We aimed to assess how well deaf and hard-of-hearing people in Slovenia understand verbal and non-verbal communication. This is to say, their verbal and non-verbal receptive communication competence. The long-term goal of this is to bring the Slovene speech language pathology and deaf-and-hard-of-hearing pedagogy field one step closer towards developing professional norms, to better plan interventional aid for our deaf and hard-of-hearing population in the future.
In our study, we gathered data from 116 individuals with a hearing deficit and tested for differences between them, based on the results of their receptive communication competence exam results. We compared them according to their personal predictors (background information) and their results from the practical exams of their verbal and non-verbal receptive communication competence. Participants filled out a questionnaire about their background, personal and demographic data (predictors). After that, they participated in practical exams, where they used drawing, colouring and circling to fill out two separate partially finished black-and-white drawings. Participants filled out the first drawing according to the given verbal instructions, and the second one according to the given non-verbal instructions. The first set of instructions was relayed to them in verbal language (with simultaneous oral speech, visible articulation and subtitles). The second set of instructions was relayed to them in the non-verbal Slovene sign language. The instructions were divided up into three groups, according to language complexity, frequency of words in the language and the length of instructions themselves. The instructions were presented to the participants in a randomized order, yet identically to each participant, with the help of pre-recorded videos. The acquired data and participants' final drawings were examined and compared according to an array of different predictors, in order to find statistically significant differences between them.

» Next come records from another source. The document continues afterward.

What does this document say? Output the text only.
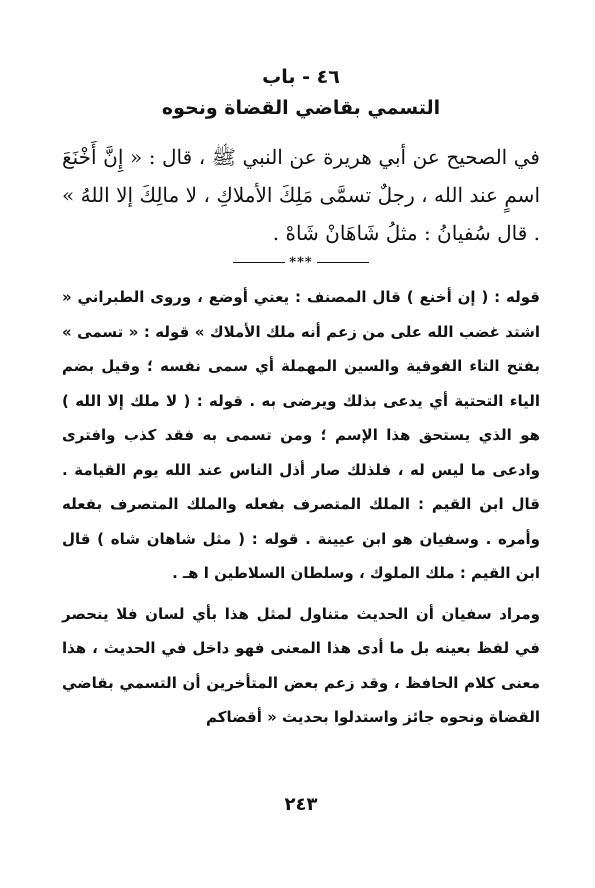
٤٦ - باب
التسمي بقاضي القضاة ونحوه

في الصحيح عن أبي هريرة عن النبي ﷺ ، قال : « إِنَّ أَخْنَعَ اسمٍ عند الله ، رجلٌ تسمَّى مَلِكَ الأملاكِ ، لا مالِكَ إلا اللهُ » . قال سُفيانُ : مثلُ شَاهَانْ شَاهْ .

***

قوله : ( إن أخنع ) قال المصنف : يعني أوضع ، وروى الطبراني « اشتد غضب الله على من زعم أنه ملك الأملاك » قوله : « تسمى » بفتح التاء الفوقية والسين المهملة أي سمى نفسه ؛ وقيل بضم الياء التحتية أي يدعى بذلك ويرضى به . قوله : ( لا ملك إلا الله ) هو الذي يستحق هذا الإسم ؛ ومن تسمى به فقد كذب وافترى وادعى ما ليس له ، فلذلك صار أذل الناس عند الله يوم القيامة . قال ابن القيم : الملك المتصرف بفعله والملك المتصرف بفعله وأمره . وسفيان هو ابن عيينة . قوله : ( مثل شاهان شاه ) قال ابن القيم : ملك الملوك ، وسلطان السلاطين ا هـ .

ومراد سفيان أن الحديث متناول لمثل هذا بأي لسان فلا ينحصر في لفظ بعينه بل ما أدى هذا المعنى فهو داخل في الحديث ، هذا معنى كلام الحافظ ، وقد زعم بعض المتأخرين أن التسمي بقاضي القضاة ونحوه جائز واستدلوا بحديث « أقضاكم

٢٤٣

Our data revealed that gender, the presence of a hearing-correctional device, the frequency of use of said hearing-correctional device and the amount of experience with speech-language pathology and deaf and hard-of-hearing pedagogy intervention (speech and listening lessons etc.) are not good predictors of neither verbal nor nonverbal receptive communication competence. However, we did find out that age, the time of onset of hearing loss and the time of initiation of systematic exposure to Slovene sign language do play a role in the development of one's receptive communication competence. Time of onset of hearing loss influences verbal receptive communication competence (in favour of those who lost their hearing postlingually), time of initiation of systematic exposure to Slovene sign language positively influences non-verbal receptive communication competence (in favour of those who began their exposure to the mentioned non-verbal language before the age of 6) and age positively affects all types of receptive communication competence (in favour of younger individuals). As for the severity of hearing loss, the time of hearing-correctional device prescription, the self-reported communicational modality, parental hearing status and parental education level, we could not examine how they affect receptive communication competence, due to the inadequate size of their respective control groups, where the minimum criteria is uniformity in time and severity of hearing loss.